Regarding human nature:  I recall poet Franz Wright once saying to me:  “I’m interested in the moon in a man, not the man in the moon.”

15 - What other writers or writings are important for your work, or simply your life outside of your work?

16 - What would you like to do that you haven't yet done?  

I’d love to work on a collaborative theatre project incorporating my poems in some way.  If anyone is interested, contact me!

17 - If you could pick any other occupation to attempt, what would it be? Or, alternately, what do you think you would have ended up doing had you not been a writer? 

If I couldn’t write, I would’ve loved to have become a competitive ballroom dancer or a music historian.

18 - What made you write, as opposed to doing something else?

I’ve been told I have perfect pitch, but I can’t carry a tune to save my life.  Every piece I play on the piano ends up sounding like a march.   So goodbye to a music career as performance is/was mandatory for a music history degree. 

Dancing?  Early indications pointed to a dancer’s body, but I wasn’t any good at ballet.  When I plied, it was as if weights were attached to my hips.  And I’ve been criticized for leading too much in partner dancing. 

Mainly, I’ve always been drawn to the written and printed word.  I kept lengthy detailed diaries throughout my childhood and well into my college years.

19 - What was the last great book you read? What was the last great film?  

Too hard to narrow down to one book.  But three that I find myself re-reading passages from for various reasons include:

What we Live For, What We Die for: Selected Poems by Serhiy Zhadan; Translated from Ukrainian by Virlana Tkacz and Wanda Phipps.
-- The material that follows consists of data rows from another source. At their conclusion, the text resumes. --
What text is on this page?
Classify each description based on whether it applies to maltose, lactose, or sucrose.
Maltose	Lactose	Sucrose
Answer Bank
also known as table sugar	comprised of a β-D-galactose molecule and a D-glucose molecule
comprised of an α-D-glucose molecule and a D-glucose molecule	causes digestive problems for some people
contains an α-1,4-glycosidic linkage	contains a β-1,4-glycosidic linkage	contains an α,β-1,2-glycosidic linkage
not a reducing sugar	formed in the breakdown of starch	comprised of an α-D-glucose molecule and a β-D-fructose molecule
Why Mahler?: How One Man and Ten Symphonies Changed Our World by Norman Lebrecht

Great film:  Parasite

20 - What are you currently working on? 

I have several groups of poems in their earliest stages that may turn into longer sequences or manuscripts. 

But the longest sequence which I recently completed is titled “The (Dis)enchanted Desna, after Alexander Dovzhenko” (20th c. Ukrainian film director and literary stylist).  It is based on Dovzhenko’s original novella titled The Enchanted Desna that I translated from Ukrainian and published in 2006  (House Between Water Press).  This sequence re-imagines Dovzhenko’s beloved, boundless Desna River Valley in a time of Putin.

Last year the sequence was awarded co-winner of the New England Poetry Club Samuel Washington Allen Prize selected by Robert Pinsky.  That provided enormous encouragement to keep going with this project.  I’m excited how this might develop into a full-length manuscript.